INSECURITY FIRM Kaspersky has confirmed that Google can "lock out" users due to "suspicious" search queries, as one of the firms' customers started getting the same error message that we reported earlier this week.
Of course, not everyone was as helpful and as understanding as Kaspersky. One particularly nasty missive from one of our readers was "there really isn't any excuse for that abortion of an article, even given the usual Inquirer encouragement gratuitously inflammatory half-truths." It continued: "I can see relatively obvious counterpoints to each of your screeching, hysterical complaints (which end, naturally, with your explaining how the entire rumpus amounts to a captcha test on a likely bot search), I can only conclude that some deep-seated psychological problem is responsible for your random-walk style diatribe."
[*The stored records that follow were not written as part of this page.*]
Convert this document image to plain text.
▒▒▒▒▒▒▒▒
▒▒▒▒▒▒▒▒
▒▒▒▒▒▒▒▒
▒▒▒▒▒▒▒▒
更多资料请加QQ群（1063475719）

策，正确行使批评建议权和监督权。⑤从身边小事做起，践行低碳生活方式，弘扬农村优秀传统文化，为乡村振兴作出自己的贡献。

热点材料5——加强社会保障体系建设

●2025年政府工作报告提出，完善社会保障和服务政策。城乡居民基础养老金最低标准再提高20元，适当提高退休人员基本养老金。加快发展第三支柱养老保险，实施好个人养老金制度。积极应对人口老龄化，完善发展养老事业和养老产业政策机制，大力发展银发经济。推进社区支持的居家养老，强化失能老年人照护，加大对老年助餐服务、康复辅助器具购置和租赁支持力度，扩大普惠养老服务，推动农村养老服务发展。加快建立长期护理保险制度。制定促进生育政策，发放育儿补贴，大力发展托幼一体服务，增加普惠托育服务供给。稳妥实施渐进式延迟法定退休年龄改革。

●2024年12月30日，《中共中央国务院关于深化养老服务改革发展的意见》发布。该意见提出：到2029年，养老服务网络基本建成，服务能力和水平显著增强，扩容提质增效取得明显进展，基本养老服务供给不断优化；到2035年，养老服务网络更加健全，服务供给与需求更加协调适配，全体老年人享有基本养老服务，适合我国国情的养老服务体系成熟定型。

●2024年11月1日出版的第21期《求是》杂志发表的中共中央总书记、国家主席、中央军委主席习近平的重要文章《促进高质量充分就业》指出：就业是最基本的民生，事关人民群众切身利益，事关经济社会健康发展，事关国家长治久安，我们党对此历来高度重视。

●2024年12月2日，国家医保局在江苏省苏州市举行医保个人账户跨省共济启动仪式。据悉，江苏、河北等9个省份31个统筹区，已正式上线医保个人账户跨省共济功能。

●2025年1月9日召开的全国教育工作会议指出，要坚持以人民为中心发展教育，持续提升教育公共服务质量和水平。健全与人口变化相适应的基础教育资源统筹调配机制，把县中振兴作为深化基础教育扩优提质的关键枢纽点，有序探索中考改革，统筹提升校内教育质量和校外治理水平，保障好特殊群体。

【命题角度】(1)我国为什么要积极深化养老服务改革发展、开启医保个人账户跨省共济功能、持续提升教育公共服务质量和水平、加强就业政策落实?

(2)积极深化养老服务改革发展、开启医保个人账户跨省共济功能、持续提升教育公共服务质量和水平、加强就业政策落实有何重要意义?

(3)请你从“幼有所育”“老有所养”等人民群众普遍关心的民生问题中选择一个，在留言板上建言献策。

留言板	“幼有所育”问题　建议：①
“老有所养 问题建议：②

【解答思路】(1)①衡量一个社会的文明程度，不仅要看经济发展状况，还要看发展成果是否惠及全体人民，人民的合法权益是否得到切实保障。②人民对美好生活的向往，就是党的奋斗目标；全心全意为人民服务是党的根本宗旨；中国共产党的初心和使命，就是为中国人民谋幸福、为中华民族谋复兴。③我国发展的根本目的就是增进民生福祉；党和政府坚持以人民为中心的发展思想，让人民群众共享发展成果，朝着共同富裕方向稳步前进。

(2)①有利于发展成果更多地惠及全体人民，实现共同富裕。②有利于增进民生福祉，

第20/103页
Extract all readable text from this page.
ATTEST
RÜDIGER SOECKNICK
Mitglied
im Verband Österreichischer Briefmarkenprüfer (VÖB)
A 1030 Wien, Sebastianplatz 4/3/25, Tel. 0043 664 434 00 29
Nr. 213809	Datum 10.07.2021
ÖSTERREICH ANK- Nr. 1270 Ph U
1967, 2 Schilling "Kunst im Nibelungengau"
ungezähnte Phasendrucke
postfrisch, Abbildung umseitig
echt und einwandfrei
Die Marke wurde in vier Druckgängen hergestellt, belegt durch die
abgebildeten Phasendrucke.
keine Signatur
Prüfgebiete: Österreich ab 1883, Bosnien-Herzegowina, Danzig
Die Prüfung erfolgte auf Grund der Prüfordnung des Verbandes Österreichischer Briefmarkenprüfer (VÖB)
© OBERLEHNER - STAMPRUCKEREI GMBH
Hopefully, most of our readers are of the "sane" kind. And among them was Magnus Kalkuhl, Virus analyst at Kaspersky Labs, makers of the popular namesake Anti-Virus product. Magnus wrote: "Good news: you're human (probably)!" and included a link to one of the company's weblog entries which details the same "Google Block" incident, this time affecting a whole firm which browses the Interweb through a company-wide proxy: "Today one of our clients got caught the same way – the ubiquitous search engine was displaying the same error message to lots of the company's staff" reads the blog entry.
"We've managed to reproduce the suspicious behaviour that can get a human user getting locked out of Google. And once the user's been locked out, his/ her IP address gets blacklisted. This can be a problem if the user is coming in via a proxy server – it will be the proxy that will be seen as the attacker, and the proxy that gets blocked. Which means that all the users coming in via the same proxy will also be subject to the same restrictions, until someone correctly solves the captcha." Kaspersky's analysis left out other possible scenario: broadband ISPs where the IP addresses changes periodically -my ISP for one is known to "renew" IP leases every few hours. So in the event I didn't answer Google's captcha, someone else getting my previous IP address might find himself lectured by Google on a "possible infection."
Kaspersky's document makes this clearer: "It would of course be helpful if the Google warning clearly stated that it could be the proxy, rather than the user's computer, which is suspected of being a bot". The firms concludes by saying that they have contacted Google about the issue, and is expecting a reply: "We've suggested this to Google, and we'll let you know their response."